Dick Cheney, the hard-charging conservative who became one of the most powerful and polarizing vice presidents in U.S. history and a leading advocate for the invasion of Iraq, has died at age 84.
Cheney passed away peacefully at his home in McLean, Virginia, surrounded by family, according to a statement released by his office early Wednesday morning. The cause of death was heart failure, following a decades-long battle with cardiovascular disease that included multiple heart attacks, bypass surgeries, and a heart transplant in 2012.

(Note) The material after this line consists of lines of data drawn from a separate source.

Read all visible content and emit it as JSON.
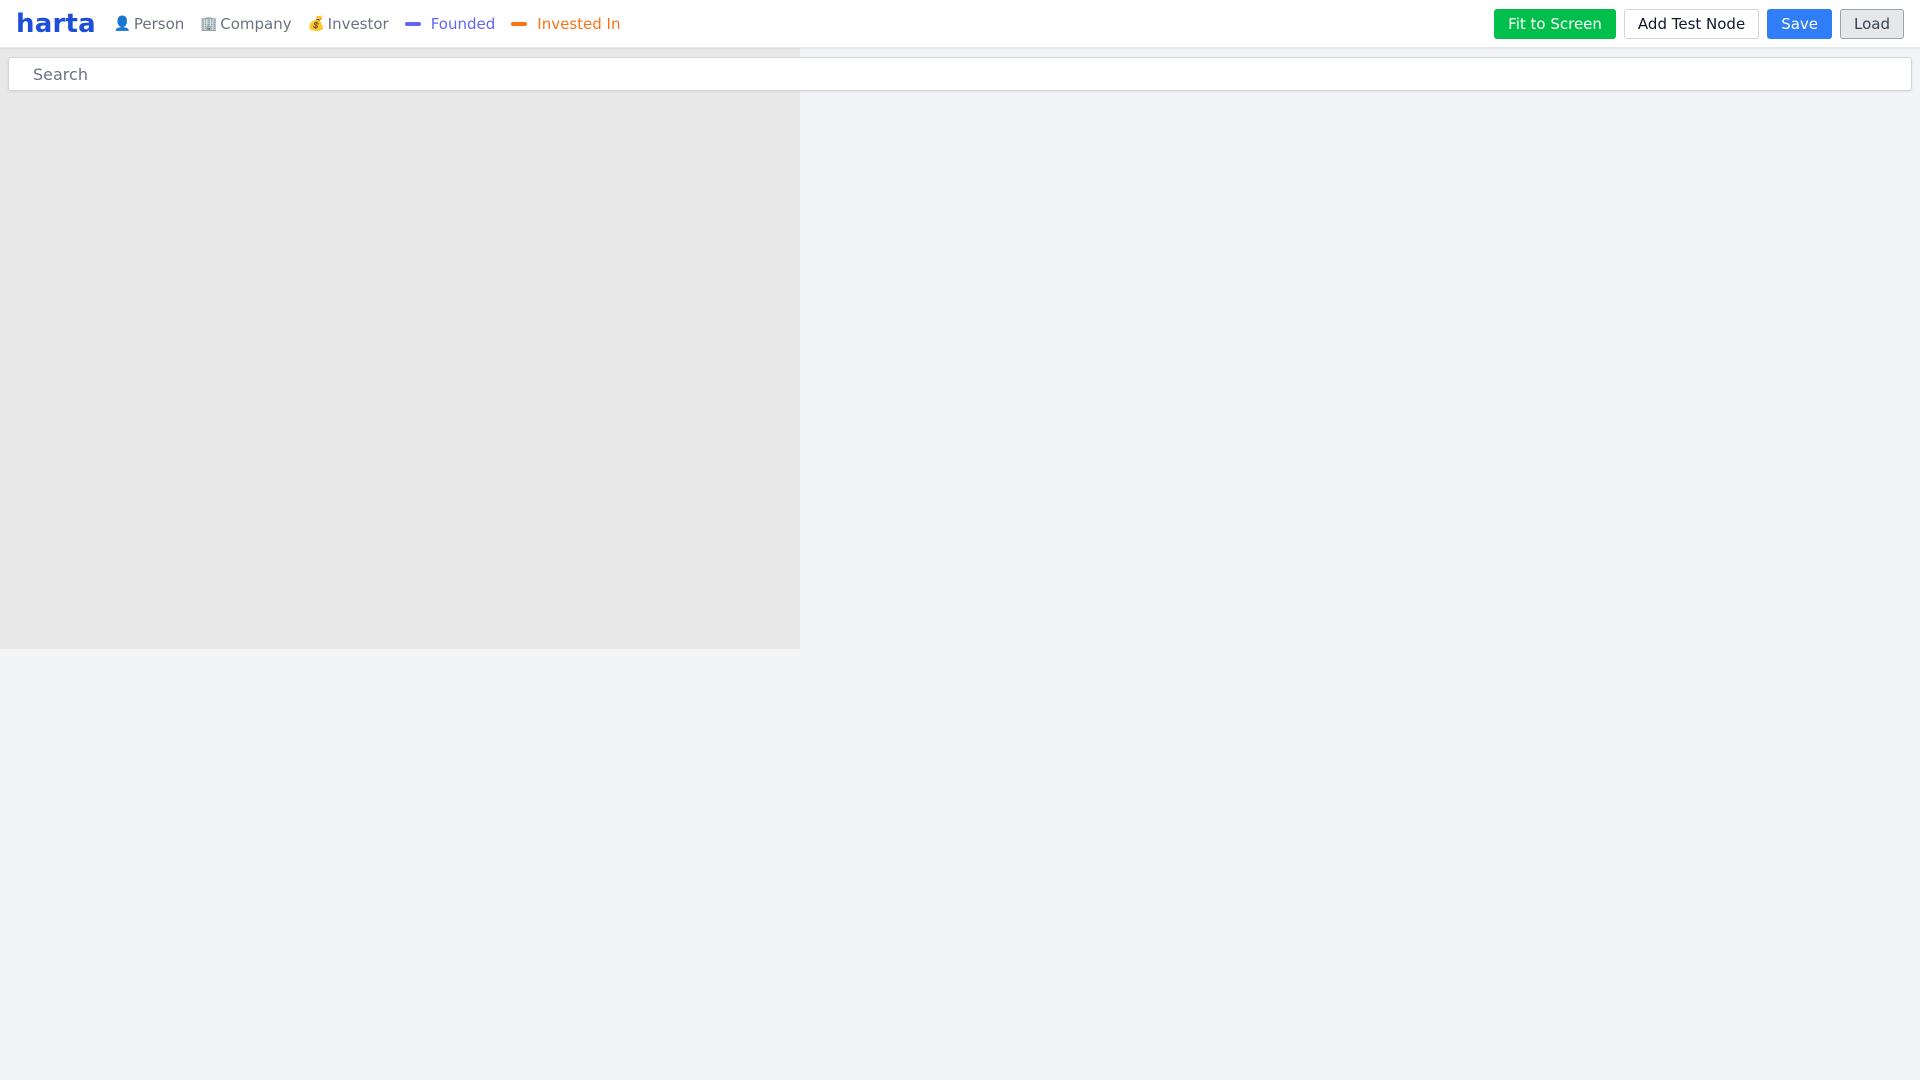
{
  "app": {
    "brand": "harta"
  },
  "legend": {
    "nodes": [
      {
        "label": "Person",
        "icon": "person-icon",
        "glyph": "👤"
      },
      {
        "label": "Company",
        "icon": "office-building-icon",
        "glyph": "🏢"
      },
      {
        "label": "Investor",
        "icon": "money-bag-icon",
        "glyph": "💰"
      }
    ],
    "edges": [
      {
        "label": "Founded",
        "color": "#6366f1"
      },
      {
        "label": "Invested In",
        "color": "#f97316"
      }
    ]
  },
  "toolbar": {
    "fit_label": "Fit to Screen",
    "add_label": "Add Test Node",
    "save_label": "Save",
    "load_label": "Load",
    "colors": {
      "fit": "#00c04b",
      "save": "#2f7ef7",
      "load": "#e5e7eb"
    }
  },
  "search": {
    "placeholder": "Search",
    "value": ""
  }
}
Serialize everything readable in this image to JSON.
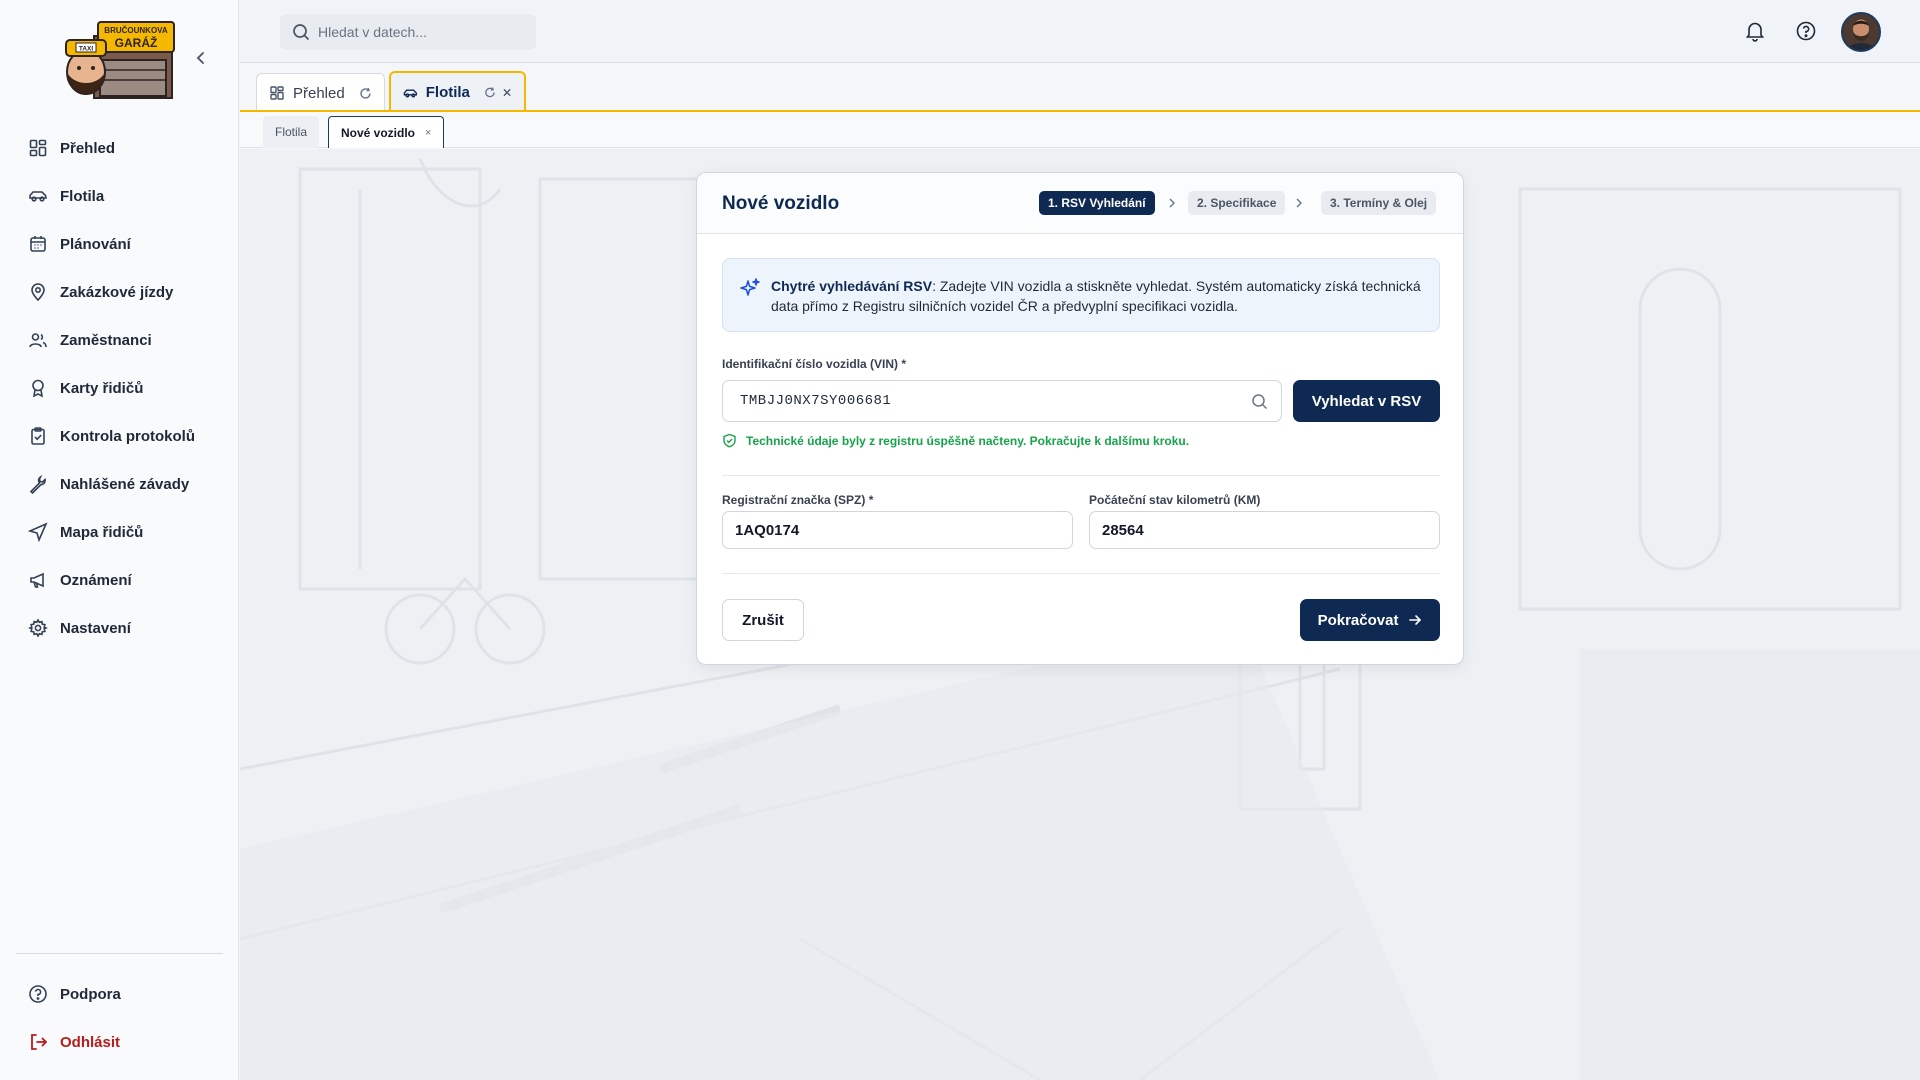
{
  "brand": {
    "logo_line1": "BRUČOUNKOVA",
    "logo_line2": "GARÁŽ",
    "logo_sign": "TAXI"
  },
  "sidebar": {
    "items": [
      {
        "label": "Přehled",
        "icon": "dashboard-icon"
      },
      {
        "label": "Flotila",
        "icon": "car-icon"
      },
      {
        "label": "Plánování",
        "icon": "calendar-icon"
      },
      {
        "label": "Zakázkové jízdy",
        "icon": "map-pin-icon"
      },
      {
        "label": "Zaměstnanci",
        "icon": "users-icon"
      },
      {
        "label": "Karty řidičů",
        "icon": "badge-icon"
      },
      {
        "label": "Kontrola protokolů",
        "icon": "clipboard-check-icon"
      },
      {
        "label": "Nahlášené závady",
        "icon": "wrench-icon"
      },
      {
        "label": "Mapa řidičů",
        "icon": "navigation-icon"
      },
      {
        "label": "Oznámení",
        "icon": "megaphone-icon"
      },
      {
        "label": "Nastavení",
        "icon": "gear-icon"
      }
    ],
    "support": "Podpora",
    "logout": "Odhlásit"
  },
  "topbar": {
    "search_placeholder": "Hledat v datech..."
  },
  "tabs": [
    {
      "label": "Přehled",
      "active": false
    },
    {
      "label": "Flotila",
      "active": true
    }
  ],
  "subtabs": [
    {
      "label": "Flotila",
      "active": false
    },
    {
      "label": "Nové vozidlo",
      "active": true,
      "close": "×"
    }
  ],
  "card": {
    "title": "Nové vozidlo",
    "steps": [
      "1. RSV Vyhledání",
      "2. Specifikace",
      "3. Termíny & Olej"
    ],
    "active_step": 1,
    "info_title": "Chytré vyhledávání RSV",
    "info_text": ": Zadejte VIN vozidla a stiskněte vyhledat. Systém automaticky získá technická data přímo z Registru silničních vozidel ČR a předvyplní specifikaci vozidla.",
    "vin_label": "Identifikační číslo vozidla (VIN) *",
    "vin_value": "TMBJJ0NX7SY006681",
    "search_button": "Vyhledat v RSV",
    "success_text": "Technické údaje byly z registru úspěšně načteny. Pokračujte k dalšímu kroku.",
    "spz_label": "Registrační značka (SPZ) *",
    "spz_value": "1AQ0174",
    "km_label": "Počáteční stav kilometrů (KM)",
    "km_value": "28564",
    "cancel_button": "Zrušit",
    "continue_button": "Pokračovat"
  },
  "colors": {
    "primary": "#0f2a52",
    "accent": "#f5b800",
    "success": "#16a34a",
    "danger": "#b91c1c"
  }
}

Born January 30, 1941, in Lincoln, Nebraska, Richard Bruce Cheney rose from a Yale dropout turned Wyoming lineman to the pinnacle of American power. A protégé of Donald Rumsfeld during the Nixon administration, he served as White House chief of staff under Gerald Ford, won a House seat in 1978, and climbed to House Republican whip before President George H.W. Bush tapped him as secretary of defense in 1989.
It was as vice president to George W. Bush from 2001 to 2009 that Cheney left his deepest imprint—and sparked enduring controversy. Assuming office amid the Florida recount chaos, he became the steady hand guiding a novice president through the September 11 attacks. In the weeks that followed, Cheney operated from an "undisclosed location," helping craft the legal architecture for the war on terror: enhanced interrogation techniques, warrantless surveillance, and the invasion of Iraq on the premise of weapons of mass destruction that were never found.
Supporters hailed him as the indispensable guardian of American security in an age of asymmetric threats. Critics, including many in his own party, accused him of executive overreach and steering the nation into a trillion-dollar quagmire that cost more than 4,400 American lives and hundreds of thousands of Iraqi ones.
"Cheney believed that the post-9/11 world demanded a muscular assertion of American power, and he never apologized for it," said Ari Fleischer, former Bush White House press secretary. "History will debate the costs, but no one can deny his influence."
In retirement, Cheney remained a GOP éminence grise, clashing publicly with Donald Trump over January 6 and endorsing Democratic candidates in 2022 and 2024 to defend constitutional norms. His daughter Liz Cheney, the former Wyoming congresswoman, carried forward his hawkish legacy while breaking with the MAGA wing that ousted her from leadership.
Cheney is survived by his wife of 61 years, Lynne; daughters Liz and Mary; and seven grandchildren. Funeral services will be private, with a public memorial planned at the National Cathedral next week.
Tributes poured in across the political spectrum. President [incumbent] called Cheney "a consequential figure who served in moments of crisis," while Senate Minority Leader Mitch McConnell praised his "unwavering commitment to American strength."
Yet for millions, the mention of his name still evokes Abu Ghraib, Guantánamo, and a war without end. As one veteran protester outside the Cheney Institute in Casper, Wyoming, told reporters Wednesday: "He kept us safe, some say. Others say he broke the world."